Lors de plusieurs événements récents à rebours de ce sommet de l’IA — au CESE (Conseil économique, social et environnemental, avec le Conseil national du numérique), à un contre-sommet écologiste, à celui du théâtre de la Concorde, au week-end numérique durable des Arts et Métiers, et ailleurs… — nous avons entendu des voix informées, celles des concerné-es par ce que la société du calcul sous stéroïde d’IA fait à leurs corps et à leurs vies : des contrôleurs des impôts qui déplorent une déshumanisation totale du rapport aux usagers depuis la dématérialisation des services ; des syndicalistes de France Travail et de la Poste (laboratoires de « solutions d’IA » depuis des années) expliquant leur gravissime perte d’autonomie ; un sociologue des plateformes logistiques qui documente ce que le contrôle algorithmique fait aux corps des ouvriers ; des traducteurices qui refusent de « post-éditer » des sorties-machines lamentables pour un montant ridicule ; des artistes qui ne veulent pas faire prospérer les Grands Modèles de Langage en leur fournissant, avec leurs créations, de la « donnée fraîche » à monétiser ; des journalistes et des scénaristes qui souhaitent continuer à écrire (on en est là !) ; des profs qui ont autre chose et mieux à faire qu’enseigner à prompter sur ChatGPT ; des collectifs et associations qui dénoncent les pratiques discriminatoires encouragées par l’automatisation du traitement des dossiers d’aides sociales (vous serez par exemple heureux-se d’apprendre que selon l’algorithme de la CNAF, votre score de notation sera meilleur si vous êtes mariée plutôt que pacsée), et réclament que les administrations respectent la loi sur la transparence du code source ; des chercheurs qui documentent la guerre des métaux (matière première indispensable à tous les équipements numériques) en République Démocratique du Congo ; des travailleur-euses qui osent rappeler que l’optimisation par algorithmes est une catastrophe pour les services publics, que la fracture numérique est plus que jamais béante, et que la prétendue « dématérialisation », ce sont des câbles, des puces, des minerais, des choix politiques, de l’argent public et une exploitation humaine volontairement invisibilisée.

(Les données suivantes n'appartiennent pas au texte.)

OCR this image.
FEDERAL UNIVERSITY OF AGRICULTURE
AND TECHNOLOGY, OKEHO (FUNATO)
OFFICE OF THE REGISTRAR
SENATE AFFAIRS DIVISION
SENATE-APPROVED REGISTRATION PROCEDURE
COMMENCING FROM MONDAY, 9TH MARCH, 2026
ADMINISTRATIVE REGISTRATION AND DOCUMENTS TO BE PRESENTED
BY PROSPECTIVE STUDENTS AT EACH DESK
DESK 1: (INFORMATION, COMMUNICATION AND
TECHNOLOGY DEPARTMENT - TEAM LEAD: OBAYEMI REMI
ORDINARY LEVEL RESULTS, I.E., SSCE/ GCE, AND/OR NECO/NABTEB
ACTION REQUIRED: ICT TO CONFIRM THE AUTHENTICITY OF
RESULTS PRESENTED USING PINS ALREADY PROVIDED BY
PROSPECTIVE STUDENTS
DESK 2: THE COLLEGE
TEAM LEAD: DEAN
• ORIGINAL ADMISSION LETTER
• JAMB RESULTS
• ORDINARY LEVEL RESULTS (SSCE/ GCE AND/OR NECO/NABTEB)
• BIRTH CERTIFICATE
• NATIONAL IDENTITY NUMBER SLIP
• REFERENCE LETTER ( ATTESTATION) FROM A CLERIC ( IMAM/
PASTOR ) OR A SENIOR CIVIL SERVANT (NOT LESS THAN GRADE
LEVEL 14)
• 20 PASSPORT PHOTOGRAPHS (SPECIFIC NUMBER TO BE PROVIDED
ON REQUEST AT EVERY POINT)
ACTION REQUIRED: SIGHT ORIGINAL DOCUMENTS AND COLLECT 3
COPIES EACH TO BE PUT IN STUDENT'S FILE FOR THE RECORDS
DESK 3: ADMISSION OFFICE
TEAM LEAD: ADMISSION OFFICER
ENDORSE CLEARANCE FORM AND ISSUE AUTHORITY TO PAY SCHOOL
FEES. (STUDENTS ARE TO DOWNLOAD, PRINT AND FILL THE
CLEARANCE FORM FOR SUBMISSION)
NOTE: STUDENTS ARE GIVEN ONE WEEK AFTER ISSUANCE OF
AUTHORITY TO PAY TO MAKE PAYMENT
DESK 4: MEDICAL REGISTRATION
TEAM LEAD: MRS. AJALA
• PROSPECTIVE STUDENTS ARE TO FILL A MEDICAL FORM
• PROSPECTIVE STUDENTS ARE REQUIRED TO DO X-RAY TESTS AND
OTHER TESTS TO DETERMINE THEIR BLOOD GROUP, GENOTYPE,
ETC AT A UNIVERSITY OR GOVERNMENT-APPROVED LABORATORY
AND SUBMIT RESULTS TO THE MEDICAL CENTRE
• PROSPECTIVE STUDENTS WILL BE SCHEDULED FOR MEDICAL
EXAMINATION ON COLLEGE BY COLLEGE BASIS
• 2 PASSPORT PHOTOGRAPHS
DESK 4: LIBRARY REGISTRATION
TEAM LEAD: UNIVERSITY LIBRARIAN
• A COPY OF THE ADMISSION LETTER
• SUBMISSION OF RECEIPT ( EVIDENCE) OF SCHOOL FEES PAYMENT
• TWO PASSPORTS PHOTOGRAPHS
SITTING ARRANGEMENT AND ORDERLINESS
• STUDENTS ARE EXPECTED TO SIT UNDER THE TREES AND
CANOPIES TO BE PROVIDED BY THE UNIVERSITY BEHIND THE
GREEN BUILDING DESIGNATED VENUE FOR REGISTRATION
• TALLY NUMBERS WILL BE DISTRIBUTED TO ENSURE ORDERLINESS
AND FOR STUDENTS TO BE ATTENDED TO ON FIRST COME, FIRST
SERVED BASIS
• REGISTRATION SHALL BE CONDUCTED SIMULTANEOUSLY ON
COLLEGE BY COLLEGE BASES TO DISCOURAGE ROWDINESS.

Alors pour être moins naïfs, pour comprendre que l’algorithmisation de notre société est au cœur de politiques publiques désastreuses, et que l’IA « éthique et durable » n’est qu’un discours marketing, une seule solution : lisons des gens qui travaillent ces sujets, ghostons les faux experts, comprenons finement ce qui se cache derrière fausse magie de l’IA, et soyons technolucides — les concerné-es prennent la parole, écoutons-la.